News, Warrap

Returnees face threats over debts

By Hou Akot Hou

Chiefs in Twic Mayardit County, Warrap State have given all returnees a two-month deadline to settle their debts with those whom they owe.

This comes after a lot of cases have been heard by the chiefs in court between the host community and the returning community.

Executive Chief Pasquale Kuol Majok told this outlet by phone on Wednesday that they reached the decision because they realized the destitution that the returnees are facing as some host community members started opening cases against them.

Kuol said they saw it as important to give the returnees two months so that after this hunger gap, they could start answering the cases of those who need their rightful possessions.

“Some people escape to Sudan, sometimes back with the girls and women of some people,” he noted.

…and whenever the relatives of the girls back home ask them, they deny being related to those who escape with girls. Such scenarios are complicated, and as they have returned, some people have started coming to us now to open cases,” Chief Kuol stated.

He said they have told those with grievances with the returnees to wait until the new harvest season before they could launch their complaints.

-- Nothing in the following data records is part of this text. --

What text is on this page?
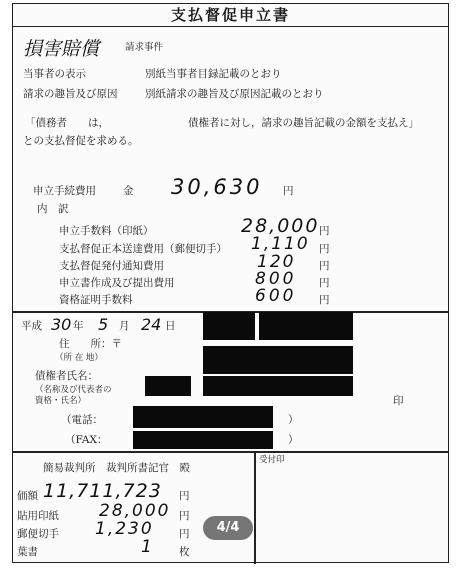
支払督促申立書
損害賠償	請求事件
当事者の表示	別紙当事者目録記載のとおり
請求の趣旨及び原因	別紙請求の趣旨及び原因記載のとおり
「債務者　　は，	債権者に対し，請求の趣旨記載の金額を支払え」
との支払督促を求める。
申立手続費用	金 30,630 円
内　訳
申立手数料（印紙）	28,000 円
支払督促正本送達費用（郵便切手） 1,110 円
支払督促発付通知費用	120 円
申立書作成及び提出費用	800 円
資格証明手数料	600 円
平成 30 年 5 月 24 日
住　　所：〒
（所 在 地）
債権者氏名：
（名称及び代表者の
資格・氏名）	印
（電話：	）
（FAX：	）
簡易裁判所　裁判所書記官　殿
受付印
価額 11,711,723 円
貼用印紙 28,000 円
郵便切手 1,230 円
葉書	1	枚
4/4
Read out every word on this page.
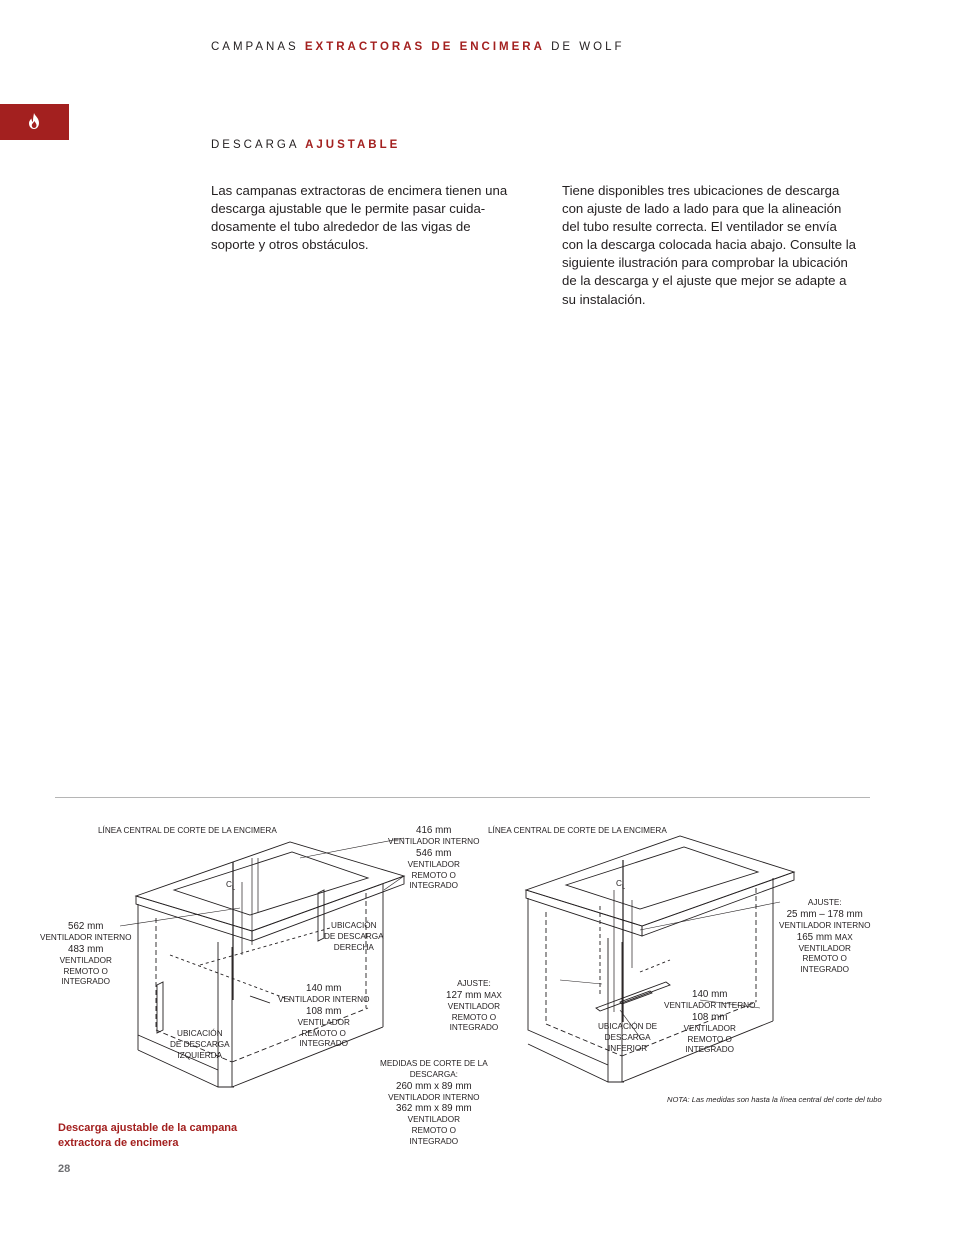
CAMPANAS EXTRACTORAS DE ENCIMERA DE WOLF
DESCARGA AJUSTABLE

Las campanas extractoras de encimera tienen una
descarga ajustable que le permite pasar cuida-
dosamente el tubo alrededor de las vigas de
soporte y otros obstáculos.

Tiene disponibles tres ubicaciones de descarga
con ajuste de lado a lado para que la alineación
del tubo resulte correcta. El ventilador se envía
con la descarga colocada hacia abajo. Consulte la
siguiente ilustración para comprobar la ubicación
de la descarga y el ajuste que mejor se adapte a
su instalación.

LÍNEA CENTRAL DE CORTE DE LA ENCIMERA
$C_L$
416 mm
VENTILADOR INTERNO
546 mm
VENTILADOR
REMOTO O
INTEGRADO
562 mm
VENTILADOR INTERNO
483 mm
VENTILADOR
REMOTO O
INTEGRADO
UBICACIÓN
DE DESCARGA
DERECHA
UBICACIÓN
DE DESCARGA
IZQUIERDA
140 mm
VENTILADOR INTERNO
108 mm
VENTILADOR
REMOTO O
INTEGRADO
MEDIDAS DE CORTE DE LA
DESCARGA:
260 mm x 89 mm
VENTILADOR INTERNO
362 mm x 89 mm
VENTILADOR
REMOTO O
INTEGRADO
LÍNEA CENTRAL DE CORTE DE LA ENCIMERA
$C_L$
AJUSTE:
25 mm – 178 mm
VENTILADOR INTERNO
165 mm MAX
VENTILADOR
REMOTO O
INTEGRADO
AJUSTE:
127 mm MAX
VENTILADOR
REMOTO O
INTEGRADO	UBICACIÓN DE
DESCARGA
INFERIOR
140 mm
VENTILADOR INTERNO
108 mm
VENTILADOR
REMOTO O
INTEGRADO
NOTA: Las medidas son hasta la línea central del corte del tubo

Descarga ajustable de la campana
extractora de encimera

28
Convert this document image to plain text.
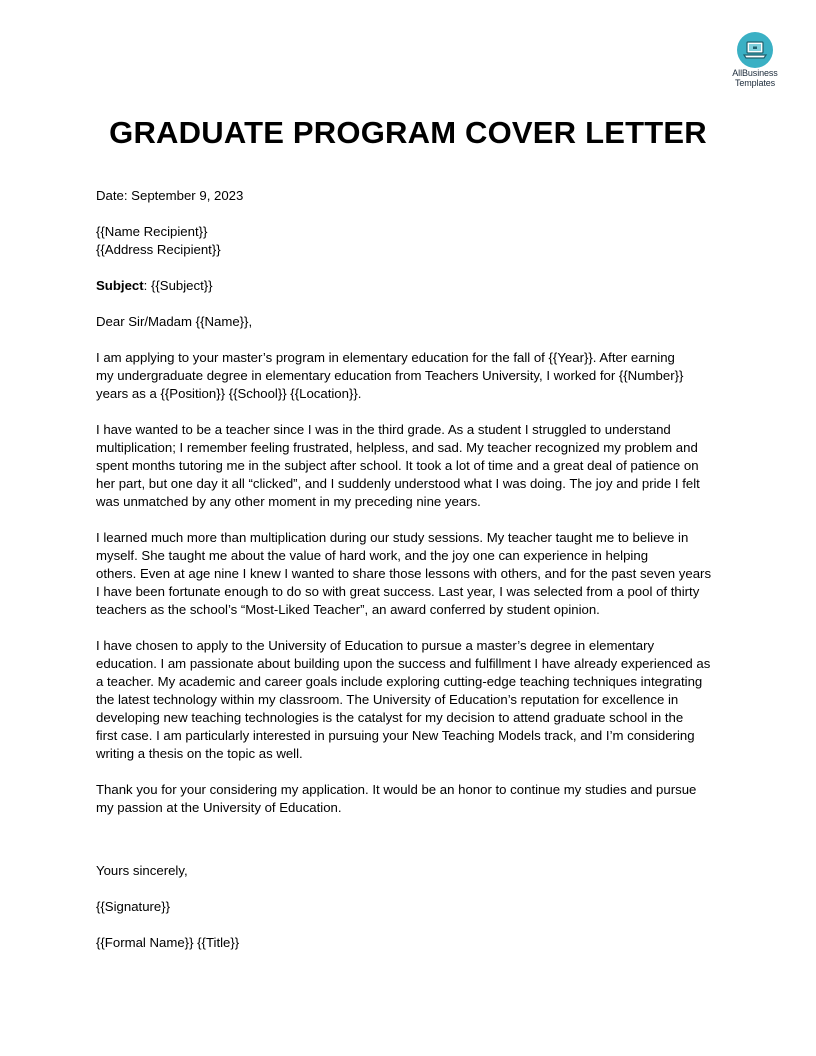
AllBusiness
Templates
GRADUATE PROGRAM COVER LETTER

Date: September 9, 2023

{{Name Recipient}}

{{Address Recipient}}

Subject: {{Subject}}

Dear Sir/Madam {{Name}},

I am applying to your master’s program in elementary education for the fall of {{Year}}. After earning

my undergraduate degree in elementary education from Teachers University, I worked for {{Number}}

years as a {{Position}} {{School}} {{Location}}.

I have wanted to be a teacher since I was in the third grade. As a student I struggled to understand

multiplication; I remember feeling frustrated, helpless, and sad. My teacher recognized my problem and

spent months tutoring me in the subject after school. It took a lot of time and a great deal of patience on

her part, but one day it all “clicked”, and I suddenly understood what I was doing. The joy and pride I felt

was unmatched by any other moment in my preceding nine years.

I learned much more than multiplication during our study sessions. My teacher taught me to believe in

myself. She taught me about the value of hard work, and the joy one can experience in helping

others. Even at age nine I knew I wanted to share those lessons with others, and for the past seven years

I have been fortunate enough to do so with great success. Last year, I was selected from a pool of thirty

teachers as the school’s “Most-Liked Teacher”, an award conferred by student opinion.

I have chosen to apply to the University of Education to pursue a master’s degree in elementary

education. I am passionate about building upon the success and fulfillment I have already experienced as

a teacher. My academic and career goals include exploring cutting-edge teaching techniques integrating

the latest technology within my classroom. The University of Education’s reputation for excellence in

developing new teaching technologies is the catalyst for my decision to attend graduate school in the

first case. I am particularly interested in pursuing your New Teaching Models track, and I’m considering

writing a thesis on the topic as well.

Thank you for your considering my application. It would be an honor to continue my studies and pursue

my passion at the University of Education.

Yours sincerely,

{{Signature}}

{{Formal Name}} {{Title}}
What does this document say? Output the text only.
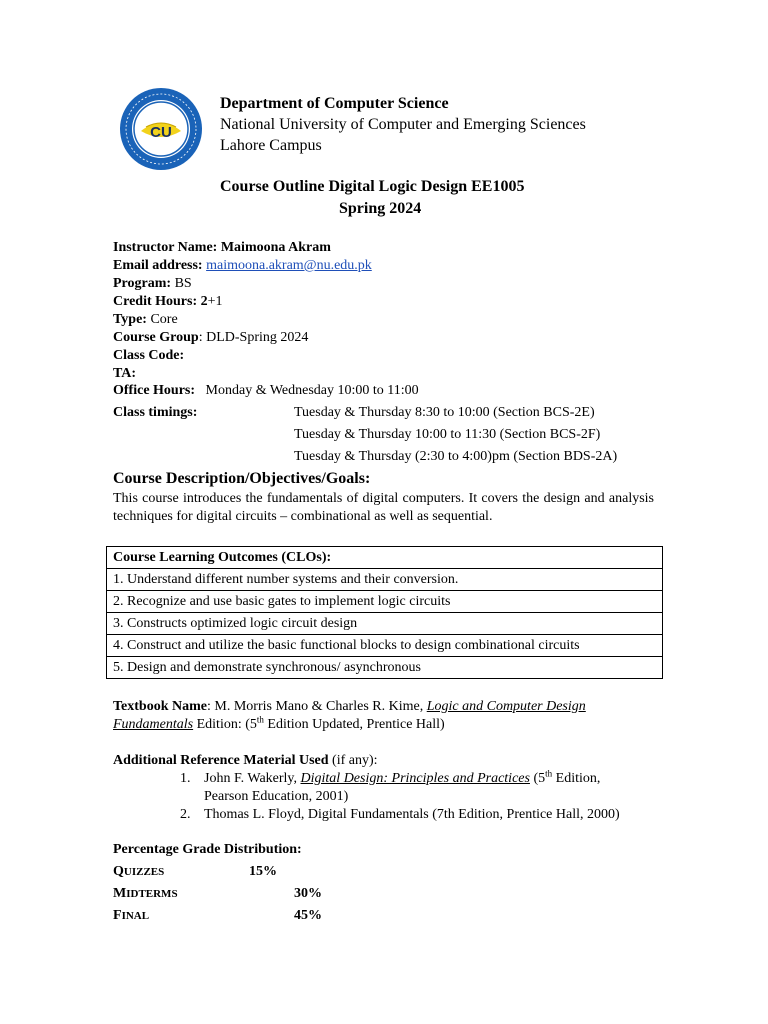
CU
Department of Computer Science
National University of Computer and Emerging Sciences
Lahore Campus
Course Outline Digital Logic Design EE1005
Spring 2024
Instructor Name: Maimoona Akram
Email address: maimoona.akram@nu.edu.pk
Program: BS
Credit Hours: 2+1
Type: Core
Course Group: DLD-Spring 2024
Class Code:
TA:
Office Hours:   Monday & Wednesday 10:00 to 11:00
Class timings:	Tuesday & Thursday 8:30 to 10:00 (Section BCS-2E)
Tuesday & Thursday 10:00 to 11:30 (Section BCS-2F)
Tuesday & Thursday (2:30 to 4:00)pm (Section BDS-2A)
Course Description/Objectives/Goals:
This course introduces the fundamentals of digital computers. It covers the design and analysis techniques for digital circuits – combinational as well as sequential.
Course Learning Outcomes (CLOs):
1. Understand different number systems and their conversion.
2. Recognize and use basic gates to implement logic circuits
3. Constructs optimized logic circuit design
4. Construct and utilize the basic functional blocks to design combinational circuits
5. Design and demonstrate synchronous/ asynchronous
Textbook Name: M. Morris Mano & Charles R. Kime, Logic and Computer Design Fundamentals Edition: (5th Edition Updated, Prentice Hall)
Additional Reference Material Used (if any):
1. John F. Wakerly, Digital Design: Principles and Practices (5th Edition,
Pearson Education, 2001)
2. Thomas L. Floyd, Digital Fundamentals (7th Edition, Prentice Hall, 2000)
Percentage Grade Distribution:
QUIZZES	15%
MIDTERMS	30%
FINAL	45%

Some residents welcomed the decision taken by the chiefs but warned the returnees against taking the chiefs’ ultimatum for granted.

Maguek Garang said they can’t be allowed to think that it is a privilege and used as a trick to loot people.

“It is not a freedom per se for these people to dodge people on the ground that the Twic Chiefs have given them the right not to be sued. We need to know that we are all suffering,” he stated.

The ultimatum or decision of the Twic Chiefs drew mixed reactions, as some people say some returnees had properties back home even before they left the country for Sudan, and now their relatives have properties.

Deng Dut, a resident of Turalei, disagrees, saying some of these returnees’ families are well-off and it does not make sense to give them those two months.

He appeals to the local chiefs to look into matters in good faith and not be bribed by the returning community.